2024-05-09T16:01:16.745Z cpu9:181055275)WARNING: Elf: 3139: Kernel based module load of nsxt-ens-23358860 failed: Failure <Mod_LoadDone failed>

Resolution

When trying to upgrade NSX-T bundle, please try to check whether net-stats command is running. 

Verify the Process ID (PID) for net-stats using "ps" command :
ps | grep -i "net-stats"

Kill the running "net-stats" service using "kill" command :
kill <service_pid>

It must be killed before the upgrade can be started, otherwise live upgrade will fail as the old module will not be able to unload for new module to be loaded.
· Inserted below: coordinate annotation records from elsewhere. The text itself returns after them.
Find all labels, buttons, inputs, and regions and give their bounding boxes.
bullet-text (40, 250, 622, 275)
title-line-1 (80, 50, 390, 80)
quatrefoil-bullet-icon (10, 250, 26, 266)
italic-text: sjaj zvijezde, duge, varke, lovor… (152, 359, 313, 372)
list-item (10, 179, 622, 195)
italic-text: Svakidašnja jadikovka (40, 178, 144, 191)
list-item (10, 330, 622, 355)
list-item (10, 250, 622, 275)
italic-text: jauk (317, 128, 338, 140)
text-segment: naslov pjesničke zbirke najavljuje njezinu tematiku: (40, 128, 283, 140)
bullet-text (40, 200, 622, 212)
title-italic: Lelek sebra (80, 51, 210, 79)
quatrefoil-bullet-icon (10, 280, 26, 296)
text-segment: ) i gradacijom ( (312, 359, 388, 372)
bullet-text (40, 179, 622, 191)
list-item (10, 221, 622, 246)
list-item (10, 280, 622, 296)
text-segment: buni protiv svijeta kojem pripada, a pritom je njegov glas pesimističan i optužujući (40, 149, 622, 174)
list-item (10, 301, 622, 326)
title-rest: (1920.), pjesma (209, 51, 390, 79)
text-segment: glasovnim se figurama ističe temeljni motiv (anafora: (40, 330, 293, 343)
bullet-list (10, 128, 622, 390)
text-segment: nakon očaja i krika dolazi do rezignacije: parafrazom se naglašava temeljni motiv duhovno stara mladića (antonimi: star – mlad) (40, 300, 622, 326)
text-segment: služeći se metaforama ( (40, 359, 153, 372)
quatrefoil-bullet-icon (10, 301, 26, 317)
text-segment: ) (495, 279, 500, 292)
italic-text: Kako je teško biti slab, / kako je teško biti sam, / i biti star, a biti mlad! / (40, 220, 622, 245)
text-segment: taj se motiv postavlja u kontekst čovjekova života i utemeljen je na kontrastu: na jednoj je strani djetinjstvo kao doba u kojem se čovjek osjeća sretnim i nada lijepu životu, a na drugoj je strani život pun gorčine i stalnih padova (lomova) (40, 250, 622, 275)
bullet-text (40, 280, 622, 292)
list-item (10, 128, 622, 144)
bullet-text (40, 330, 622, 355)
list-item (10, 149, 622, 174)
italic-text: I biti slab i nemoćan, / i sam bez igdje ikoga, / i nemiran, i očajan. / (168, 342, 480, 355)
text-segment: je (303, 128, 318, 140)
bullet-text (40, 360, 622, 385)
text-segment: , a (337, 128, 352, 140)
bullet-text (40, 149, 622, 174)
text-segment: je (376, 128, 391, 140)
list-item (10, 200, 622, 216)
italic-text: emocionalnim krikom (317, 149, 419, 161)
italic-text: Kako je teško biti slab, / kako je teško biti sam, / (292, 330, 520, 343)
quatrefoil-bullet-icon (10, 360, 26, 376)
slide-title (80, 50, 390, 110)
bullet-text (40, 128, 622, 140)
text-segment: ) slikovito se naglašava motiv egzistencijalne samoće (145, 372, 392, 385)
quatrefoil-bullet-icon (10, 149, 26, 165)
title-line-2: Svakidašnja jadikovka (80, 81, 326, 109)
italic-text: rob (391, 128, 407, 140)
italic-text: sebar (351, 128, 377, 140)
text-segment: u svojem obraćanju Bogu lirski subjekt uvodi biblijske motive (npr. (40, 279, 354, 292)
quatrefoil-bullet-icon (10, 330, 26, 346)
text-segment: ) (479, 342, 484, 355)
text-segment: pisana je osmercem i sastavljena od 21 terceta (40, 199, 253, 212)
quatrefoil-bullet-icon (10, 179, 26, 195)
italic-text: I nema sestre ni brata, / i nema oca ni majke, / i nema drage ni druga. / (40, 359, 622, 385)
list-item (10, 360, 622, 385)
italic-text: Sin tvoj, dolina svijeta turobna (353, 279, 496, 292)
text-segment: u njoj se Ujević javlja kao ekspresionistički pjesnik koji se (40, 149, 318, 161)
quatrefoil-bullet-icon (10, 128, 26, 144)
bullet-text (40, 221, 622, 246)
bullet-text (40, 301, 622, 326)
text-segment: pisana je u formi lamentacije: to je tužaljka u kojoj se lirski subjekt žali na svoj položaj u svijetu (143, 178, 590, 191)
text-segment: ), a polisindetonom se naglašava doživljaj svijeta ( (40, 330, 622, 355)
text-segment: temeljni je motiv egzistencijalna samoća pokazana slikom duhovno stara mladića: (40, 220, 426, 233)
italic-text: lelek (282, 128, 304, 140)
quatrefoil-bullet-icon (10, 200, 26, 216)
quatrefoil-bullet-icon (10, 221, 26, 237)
This is applicable for both the “In-Place” and “Maintenance” mode upgrade as both require dual load.

It is recommended to kill all net-stats instances before performing upgrade operation. Upgrade would succeed when netstat process is killed.

A precheck for net-stats will be added in NSX-T 5.0 for in-place upgrade logic to detect this condition. This will ensure killing all net-stats instance automatically before start of upgrade.